Cornmarket, pushing my bike through the post-festive throngs today, everybody in the doldrums, the in-between days of Christmas and the New Year. Suddenly I’m distracted by the sound of somebody singing. That’s not unusual - there are always buskers around that part of the city. In fact, it seems to have become a welcome space for public spectacle – clowns and street entertainers, buskers with Mumford-y beards, little kids with squalling electric guitars, the amazing drummer who plays the empty paint pots, musicians miming to panpipe music, etc.
But this guy was different – he had drawn a crowd. He had set up some kind of MP3 player and an amplifier outside the front doors of British Home Stores, belting out karaoke backing tracks. And he stood out in front of it in a camel coat, with a straw hat on the pavement in front of him, and just... wailed.
I watched him for about ten minutes. Old showtunes, Elvis numbers, 60s hits, he bellowed them all out, throwing his head back, waving his arms and moving around the space he had created. Every now and then a pretty girl would go past and he would gesticulate, offering the performance to her alone. The crowd around him would grow and then retreat, in that unfathomable logic of crowds, where everybody suddenly, wordlessly agrees they’ve stood for too long and they instantly disperse.
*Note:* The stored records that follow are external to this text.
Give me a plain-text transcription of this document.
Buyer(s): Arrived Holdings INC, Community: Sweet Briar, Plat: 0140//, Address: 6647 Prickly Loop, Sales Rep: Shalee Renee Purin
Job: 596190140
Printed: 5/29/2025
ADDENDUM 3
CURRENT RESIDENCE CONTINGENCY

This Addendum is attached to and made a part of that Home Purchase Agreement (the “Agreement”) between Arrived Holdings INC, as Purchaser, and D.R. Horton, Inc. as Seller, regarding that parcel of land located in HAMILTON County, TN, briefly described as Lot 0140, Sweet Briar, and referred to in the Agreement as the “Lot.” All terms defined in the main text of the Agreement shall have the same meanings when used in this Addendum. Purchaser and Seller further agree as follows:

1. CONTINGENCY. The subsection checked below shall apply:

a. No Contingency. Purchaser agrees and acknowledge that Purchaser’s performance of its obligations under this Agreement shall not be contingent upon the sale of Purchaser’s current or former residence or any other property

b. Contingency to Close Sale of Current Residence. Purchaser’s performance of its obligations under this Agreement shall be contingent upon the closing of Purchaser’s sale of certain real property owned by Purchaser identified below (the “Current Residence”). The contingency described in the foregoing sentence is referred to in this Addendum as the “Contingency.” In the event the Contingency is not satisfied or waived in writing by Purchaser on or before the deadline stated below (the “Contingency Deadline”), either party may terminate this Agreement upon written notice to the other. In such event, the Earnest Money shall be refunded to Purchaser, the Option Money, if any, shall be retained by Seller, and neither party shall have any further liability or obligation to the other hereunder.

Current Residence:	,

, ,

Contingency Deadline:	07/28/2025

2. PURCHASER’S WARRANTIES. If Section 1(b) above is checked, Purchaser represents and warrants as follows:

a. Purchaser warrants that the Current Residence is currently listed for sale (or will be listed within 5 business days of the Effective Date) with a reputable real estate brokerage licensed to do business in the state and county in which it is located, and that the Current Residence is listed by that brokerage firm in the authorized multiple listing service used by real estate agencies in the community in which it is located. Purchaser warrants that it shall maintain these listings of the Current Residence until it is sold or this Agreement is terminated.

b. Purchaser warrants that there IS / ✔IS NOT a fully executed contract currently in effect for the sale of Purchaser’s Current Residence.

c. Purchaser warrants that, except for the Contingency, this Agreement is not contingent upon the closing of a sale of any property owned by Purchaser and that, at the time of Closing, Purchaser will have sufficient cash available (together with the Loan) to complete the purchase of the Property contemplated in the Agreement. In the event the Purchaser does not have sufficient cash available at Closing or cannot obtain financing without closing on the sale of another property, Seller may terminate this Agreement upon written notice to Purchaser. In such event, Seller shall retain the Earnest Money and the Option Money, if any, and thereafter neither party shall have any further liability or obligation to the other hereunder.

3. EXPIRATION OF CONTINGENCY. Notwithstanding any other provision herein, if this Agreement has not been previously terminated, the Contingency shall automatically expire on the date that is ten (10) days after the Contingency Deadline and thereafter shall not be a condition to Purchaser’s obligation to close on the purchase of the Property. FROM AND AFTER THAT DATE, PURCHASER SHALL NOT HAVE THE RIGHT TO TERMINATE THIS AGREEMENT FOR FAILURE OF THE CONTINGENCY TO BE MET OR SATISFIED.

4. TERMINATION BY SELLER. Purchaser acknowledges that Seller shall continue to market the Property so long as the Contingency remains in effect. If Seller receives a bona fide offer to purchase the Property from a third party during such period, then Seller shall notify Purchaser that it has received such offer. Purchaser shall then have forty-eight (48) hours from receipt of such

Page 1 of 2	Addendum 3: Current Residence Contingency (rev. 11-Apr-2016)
But periodically his audience would swell to thirty or forty people, and they would stand in a circle, smiling, just amazed at the energy he gave it. No instrument, no costume. Just his voice. When he didn’t know the words, he approximated them with home-made sounds of his own.
In other words, he was not to be stopped.
I bent over to throw a quid in the hat, and noticed that it was already two thirds full of £1 and 50p coins. Which tells us something, I think – fortune favours the brave. Who dares wins. Something along those lines. I’ve heard a lot of buskers this year – and I’ve made donations to most of them – but this one I’ll remember, because something about his bravado made me smile.